Democratic presidential candidate Bernie Sanders reacted Monday to the news that jailers would not face charges in the case. “Sandra Bland should not have died while in police custody,” read a statement from the candidate in which he called for unspecified reforms. “There's no doubt in my mind that she, like too many African-Americans who die in police custody, would be alive today if she were a white woman.”
In July, Hillary Clinton called Bland’s death “heartbreaking,” during a campaign stop in South Carolina. “And that’s why I think it is essential that we all stand up and say loudly and clearly, ‘Yes, black lives matter.’ And we all have a responsibility to face these hard truths of race and justice honestly and directly,” she said, according to media reports.
Melissa Hamilton, former police and corrections officer in Texas who now teaches criminal law at the University of Houston Law Center, said advocates who have spoken out about Bland’s case “often get the law wrong on this.” U.S. Supreme Court decisions that affirm constitutional law regulate police conduct during traffic stops, Hamilton said.
“Assuming that Sandra had committed a traffic offense, the officer from the first moment [he saw the offense] had the right to make a custodial arrest,” she said, referring to the type of detainment that allows police to take control of a scene and ensure he or her safety and the safety of others. So Encinia’s request that Bland put out her cigarette and exit her vehicle, as well as the basis for the arrest, was legal under state law.
“That’s relatively unique to Texas -- that most traffic offenses, even a minor violation, are considered criminal in nature,” Hamilton said.

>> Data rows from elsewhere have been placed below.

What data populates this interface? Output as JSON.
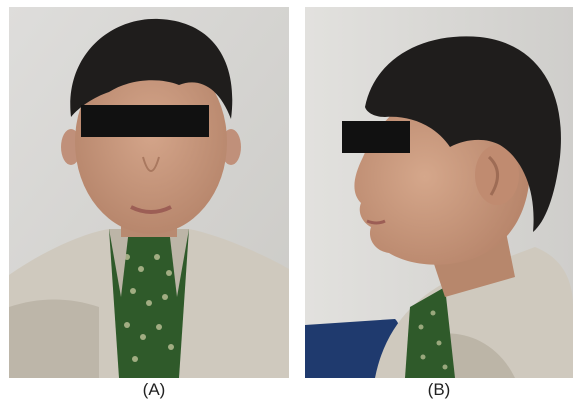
{
  "figure": {
    "panels": [
      {
        "label": "(A)",
        "view": "frontal",
        "redaction": "black-eye-bar"
      },
      {
        "label": "(B)",
        "view": "lateral-profile",
        "redaction": "black-eye-bar"
      }
    ]
  },
  "colors": {
    "background_wall": "#d9d9d5",
    "hair": "#1f1d1c",
    "skin": "#c99a80",
    "shirt": "#cfc9be",
    "inner_shirt": "#2f5a2a",
    "chair": "#1f3a6e",
    "redaction_bar": "#111111"
  }
}
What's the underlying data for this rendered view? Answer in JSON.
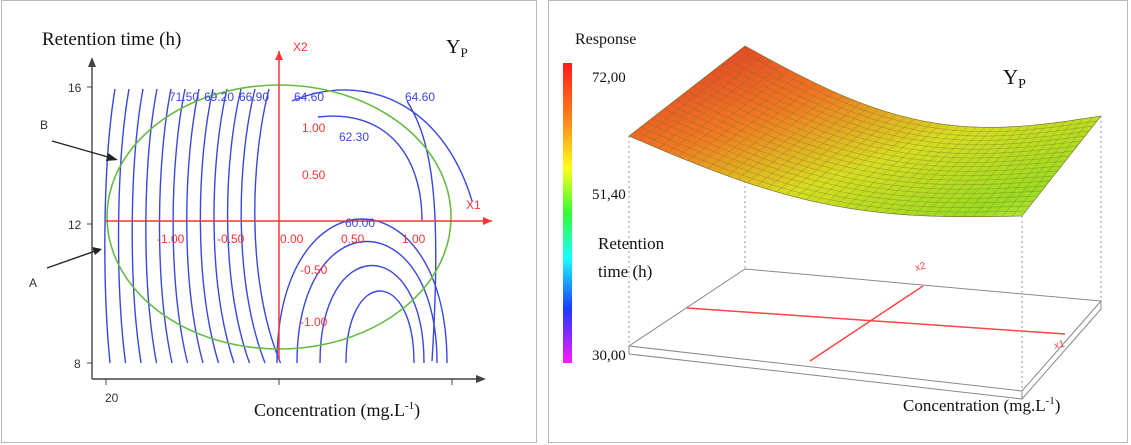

The laws regulating police discretion in the use of force to prompt compliance isn’t so black and white, advocates and lawyers in Texas said. Under Texas law regulating criminal responsibility, a police officer “is justified in using force against another when and to the degree the [officer] reasonably believes the force is immediately necessary to make or assist in making an arrest or search, or to prevent or assist in preventing escape after arrest.” An officer has to believe that the lawful arrest is warranted and identify him or herself as an authority, with a few exceptions, according to the statute.
If evidence supports an excessive force charge, then a grand jury can indict a police officer for violating the statute, experts said. But the court of public opinion often finds the officer is at fault even when the law fully validates his or her action, Hamilton said.
I think what’s been troublesome for police departments – it’s the use of discretion,” she said. “This kind of scenario harms good police-community relations.”
Grand jury processes also tend to do harm when they do not fit the public perception of police misconduct, said James Earl Teague, a criminal defense attorney in Aransas County, Texas, who has handled dozens of cases involving alleged civil rights violations. “The problem you have is that, in Texas, you have such wide latitude for how cases are presented,” Teague said. “Unless you just have a rouge grand jury, nine times out of 10 they are just going to rubber stamp what the prosecutor wants them to do. It’s a system that probably needs to be changed.”